Last Sunday morning at church, I heard a fantastic sermon about God creating work and how that applies to our life. It ended with everyone standing and being commissioned or ‘sent out’ into whatever role occupied most of their time. As a ‘stay at home’ mum, I was deeply challenged by this. We have made a lot of decisions over the years – for me to stay at home with the kids when they were babies/toddlers/preschoolers and not put them into childcare, to homeschool our children instead of outsourcing their education to the government, to build into my children instead of chasing a higher education qualification of a PhD etc.
Sunday morning, though, I was challenged by the questions,
1. Am I discipling my children to the very best of my ability or is good enough near enough?
2. Am I letting some things slide so that I can manage life at the moment?
3. Have I understandably let some goals with my children lapse so as to manage certain life stressors, but now I haven’t picked them back up again when I could?
Please hear me. I am not making value judgements on what you are doing or have done or how you choose to live. I am reviewing how I am doing in the light of what I have been called to do – to disciple my children to the very best of my ability. This will look different for each parent.
Over eleven years ago, God strongly impressed on me that I was to live my life based on the verse from the Bible in Romans 12:2 “Do not conform to the standards of this world but be transformed by the renewing of your mind…” Thus, I know that I need to run decisions through the filter of “Is this a world’s standard so ingrained in culture that we don’t recognise it or is it a godly standard?” Also, I am called upon to constantly be renewing my mind so that I can understand, make decisions and implement things so much more effectively.

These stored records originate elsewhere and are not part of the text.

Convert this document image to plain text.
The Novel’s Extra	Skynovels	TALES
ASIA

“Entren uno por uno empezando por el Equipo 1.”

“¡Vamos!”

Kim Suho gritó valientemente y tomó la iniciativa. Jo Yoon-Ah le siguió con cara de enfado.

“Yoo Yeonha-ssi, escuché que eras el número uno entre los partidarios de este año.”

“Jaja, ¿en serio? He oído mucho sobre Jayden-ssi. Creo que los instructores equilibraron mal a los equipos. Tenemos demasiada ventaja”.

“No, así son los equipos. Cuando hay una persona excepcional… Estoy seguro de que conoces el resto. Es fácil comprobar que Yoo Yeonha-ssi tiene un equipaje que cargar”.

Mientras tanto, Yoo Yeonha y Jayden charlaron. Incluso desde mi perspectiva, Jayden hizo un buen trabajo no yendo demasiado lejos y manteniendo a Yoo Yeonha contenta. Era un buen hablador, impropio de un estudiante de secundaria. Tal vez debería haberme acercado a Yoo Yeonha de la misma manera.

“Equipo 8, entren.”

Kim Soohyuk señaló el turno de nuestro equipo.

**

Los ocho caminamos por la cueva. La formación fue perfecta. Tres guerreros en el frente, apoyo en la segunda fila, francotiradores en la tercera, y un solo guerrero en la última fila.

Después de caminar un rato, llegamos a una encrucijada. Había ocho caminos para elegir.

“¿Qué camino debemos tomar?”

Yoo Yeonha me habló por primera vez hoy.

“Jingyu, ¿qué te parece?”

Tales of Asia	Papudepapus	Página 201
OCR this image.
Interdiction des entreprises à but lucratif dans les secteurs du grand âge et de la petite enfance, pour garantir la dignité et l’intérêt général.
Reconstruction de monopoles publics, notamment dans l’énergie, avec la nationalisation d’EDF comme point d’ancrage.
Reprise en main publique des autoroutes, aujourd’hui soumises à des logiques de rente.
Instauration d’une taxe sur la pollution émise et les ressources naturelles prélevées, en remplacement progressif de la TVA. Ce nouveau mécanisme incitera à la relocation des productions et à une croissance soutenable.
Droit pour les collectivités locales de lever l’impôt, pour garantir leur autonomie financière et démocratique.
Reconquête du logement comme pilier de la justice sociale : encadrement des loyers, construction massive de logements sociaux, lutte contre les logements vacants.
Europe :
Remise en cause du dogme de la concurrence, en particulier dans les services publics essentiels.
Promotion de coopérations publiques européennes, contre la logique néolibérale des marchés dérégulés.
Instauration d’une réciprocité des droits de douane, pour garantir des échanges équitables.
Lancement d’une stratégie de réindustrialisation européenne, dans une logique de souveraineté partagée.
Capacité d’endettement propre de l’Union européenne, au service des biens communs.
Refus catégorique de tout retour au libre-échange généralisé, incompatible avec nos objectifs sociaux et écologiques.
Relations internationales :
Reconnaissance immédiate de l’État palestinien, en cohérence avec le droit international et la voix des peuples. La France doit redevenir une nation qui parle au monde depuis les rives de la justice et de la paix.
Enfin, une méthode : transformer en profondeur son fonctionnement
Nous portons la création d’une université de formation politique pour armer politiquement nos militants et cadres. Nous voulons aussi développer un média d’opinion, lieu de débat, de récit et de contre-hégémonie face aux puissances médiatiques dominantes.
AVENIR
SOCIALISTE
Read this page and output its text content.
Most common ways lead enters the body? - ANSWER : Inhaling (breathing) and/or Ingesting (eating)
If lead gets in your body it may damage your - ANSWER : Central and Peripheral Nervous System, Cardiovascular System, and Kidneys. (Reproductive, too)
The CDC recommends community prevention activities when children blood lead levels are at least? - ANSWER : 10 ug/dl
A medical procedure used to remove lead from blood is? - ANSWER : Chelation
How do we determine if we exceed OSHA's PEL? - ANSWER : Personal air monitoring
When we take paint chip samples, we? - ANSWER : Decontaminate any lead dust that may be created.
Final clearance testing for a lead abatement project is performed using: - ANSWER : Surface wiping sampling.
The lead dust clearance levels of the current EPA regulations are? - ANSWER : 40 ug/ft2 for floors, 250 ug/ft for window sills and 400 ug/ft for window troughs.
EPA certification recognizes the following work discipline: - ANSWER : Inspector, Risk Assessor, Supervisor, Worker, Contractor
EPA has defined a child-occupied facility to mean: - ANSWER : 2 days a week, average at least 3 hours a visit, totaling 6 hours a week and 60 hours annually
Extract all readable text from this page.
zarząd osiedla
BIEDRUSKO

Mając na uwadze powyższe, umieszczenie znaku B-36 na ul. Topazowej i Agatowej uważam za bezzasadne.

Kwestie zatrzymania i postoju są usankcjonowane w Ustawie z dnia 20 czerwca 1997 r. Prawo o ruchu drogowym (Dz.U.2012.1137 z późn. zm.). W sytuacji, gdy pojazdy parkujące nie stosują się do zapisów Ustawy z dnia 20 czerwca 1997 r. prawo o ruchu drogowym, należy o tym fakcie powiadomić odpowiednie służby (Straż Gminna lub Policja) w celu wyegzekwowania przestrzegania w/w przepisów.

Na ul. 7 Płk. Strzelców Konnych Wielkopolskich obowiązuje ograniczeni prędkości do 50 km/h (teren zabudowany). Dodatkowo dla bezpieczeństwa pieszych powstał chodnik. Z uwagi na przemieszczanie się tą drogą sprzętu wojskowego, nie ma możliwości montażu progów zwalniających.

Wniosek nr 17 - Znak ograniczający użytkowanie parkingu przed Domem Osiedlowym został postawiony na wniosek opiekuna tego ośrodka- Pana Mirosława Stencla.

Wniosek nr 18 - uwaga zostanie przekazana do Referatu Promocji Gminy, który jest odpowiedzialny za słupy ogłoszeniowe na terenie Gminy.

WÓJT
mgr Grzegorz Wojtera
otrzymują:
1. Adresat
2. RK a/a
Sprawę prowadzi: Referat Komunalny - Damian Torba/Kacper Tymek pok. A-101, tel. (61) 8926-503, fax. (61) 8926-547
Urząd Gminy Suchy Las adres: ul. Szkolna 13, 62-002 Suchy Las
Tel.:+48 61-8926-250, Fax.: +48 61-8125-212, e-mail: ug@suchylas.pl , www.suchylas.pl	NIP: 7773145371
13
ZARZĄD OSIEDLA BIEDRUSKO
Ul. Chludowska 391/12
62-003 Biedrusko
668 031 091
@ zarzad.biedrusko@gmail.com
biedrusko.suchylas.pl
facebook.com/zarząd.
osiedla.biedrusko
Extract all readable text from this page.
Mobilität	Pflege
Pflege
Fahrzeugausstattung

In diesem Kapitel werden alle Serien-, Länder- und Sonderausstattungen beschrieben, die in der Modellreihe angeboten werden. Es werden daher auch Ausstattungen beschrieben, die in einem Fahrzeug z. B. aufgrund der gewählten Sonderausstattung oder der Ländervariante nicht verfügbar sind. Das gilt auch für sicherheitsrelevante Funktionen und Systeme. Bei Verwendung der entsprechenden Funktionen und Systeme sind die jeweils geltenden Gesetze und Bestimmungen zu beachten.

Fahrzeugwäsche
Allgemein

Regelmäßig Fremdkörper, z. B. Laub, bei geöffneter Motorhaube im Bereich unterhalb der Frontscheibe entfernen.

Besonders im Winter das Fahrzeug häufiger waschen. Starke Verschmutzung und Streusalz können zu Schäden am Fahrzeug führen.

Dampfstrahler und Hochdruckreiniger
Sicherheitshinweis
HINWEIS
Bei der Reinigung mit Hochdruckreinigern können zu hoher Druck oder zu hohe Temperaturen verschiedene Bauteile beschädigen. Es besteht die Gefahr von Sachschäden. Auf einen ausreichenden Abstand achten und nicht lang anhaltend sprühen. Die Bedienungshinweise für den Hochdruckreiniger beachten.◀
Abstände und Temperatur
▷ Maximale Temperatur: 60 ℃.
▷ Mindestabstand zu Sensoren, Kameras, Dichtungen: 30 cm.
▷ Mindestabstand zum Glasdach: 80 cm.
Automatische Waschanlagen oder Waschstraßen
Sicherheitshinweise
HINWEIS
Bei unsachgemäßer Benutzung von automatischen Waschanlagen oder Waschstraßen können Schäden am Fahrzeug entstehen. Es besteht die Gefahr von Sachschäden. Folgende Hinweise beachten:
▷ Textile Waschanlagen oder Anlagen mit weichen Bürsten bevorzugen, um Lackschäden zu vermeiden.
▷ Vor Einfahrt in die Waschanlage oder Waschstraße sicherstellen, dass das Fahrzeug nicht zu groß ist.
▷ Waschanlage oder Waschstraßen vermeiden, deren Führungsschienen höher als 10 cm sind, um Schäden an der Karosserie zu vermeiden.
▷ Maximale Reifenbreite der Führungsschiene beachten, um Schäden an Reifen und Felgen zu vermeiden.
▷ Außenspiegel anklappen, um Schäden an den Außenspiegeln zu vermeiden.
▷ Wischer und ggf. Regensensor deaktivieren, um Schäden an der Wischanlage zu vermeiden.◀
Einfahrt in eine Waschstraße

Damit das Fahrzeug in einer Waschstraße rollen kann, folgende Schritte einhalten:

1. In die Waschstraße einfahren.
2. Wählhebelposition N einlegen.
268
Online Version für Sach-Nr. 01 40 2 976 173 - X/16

How am I going in this? How am I effectively discipling my children, not in the ways of the world but by God’s standards? What things need to change? What things are beyond my control? How do I need to change to become the best disciple maker for my children that is possible? Children tend to learn best by watching what is modelled, not by changing their behaviour by what is said.
If my children are displaying behaviour that is what I consider not appropriate, how am I responding in a godly manner? Also, where did they ‘get’ that behaviour from? What do I need to change in relation to that?
Some more questions that I am mulling over this week include:
1. What is the fruit of my disciple making in my children in their attitudes, words and actions?
2. What fruit am I wanting to see that I haven’t yet seen?
3. Have I even written down the fruit I want to see rather than just have a vague idea in my head?
4. How serious am I taking my role as a mother, ordained by God to raise the children that He has given to me, in the best possible way?
5. How am I spending my time, money, energy and resources and what am I modelling to my children?
God in His amazing wisdom has given every parent the right children for them to parent. Everything you are and am becoming is what your child needs from you as their parent. Parenting particular children may stretch you and grow your character greatly. Please don’t despise the growth. It is crucial.
I have found it interesting to observe families and see what the parents are into and then see how often their children seem to have similar interests. Thankfully, our children usually have a higher platform to start from since they are starting from where we are now, not where we have come from. An example is the prophetic gifting in our family. It is really only the last two years that hubby and I have started exploring the prophetic and growing in being able to hear from God and then communicating that to others so as to encourage and comfort them. Our children, through osmosis by being around us, but also by how God has made them and gifted them, also have a gifting in this area. They are so much more advanced in this area than we were at their age. We didn’t even know about it then. This week it has been a normal part of our life to all participate in writing and drawing 32 prophetic words for every student and teacher of the new Christian school being started in a month’s time in Nepal and even a prophetic word for the country of Nepal.
To see my main role as a disciple maker, though, I need to look at all areas of both my life and my children’s lives. To closely examine where we currently are at physically, spiritually, mentally, socially, educationally, and emotionally and our use of resources, time and energy and also our way of responding to situations, events and people. I need to realistically look at what both hubby and I can do to maximise their growth in all these areas, and also what needs to be outsourced for others to influence them in particular areas where we can’t fulfill their needs. Thankfully, we also have a gracious God who can do immeasureably more than what we can imagine or hope for.
Where are you in relation to all of this? In raising world changers, a lot depends on us, our character and what we are modelling. We can expect our children to model our behaviour, our character, our pitfalls, our values. Are we being world changers ourselves? Is it too much to expect our children to be world changers if we aren’t modelling changing the world for others, in big ways or small?
I would love to hear your thoughts on this.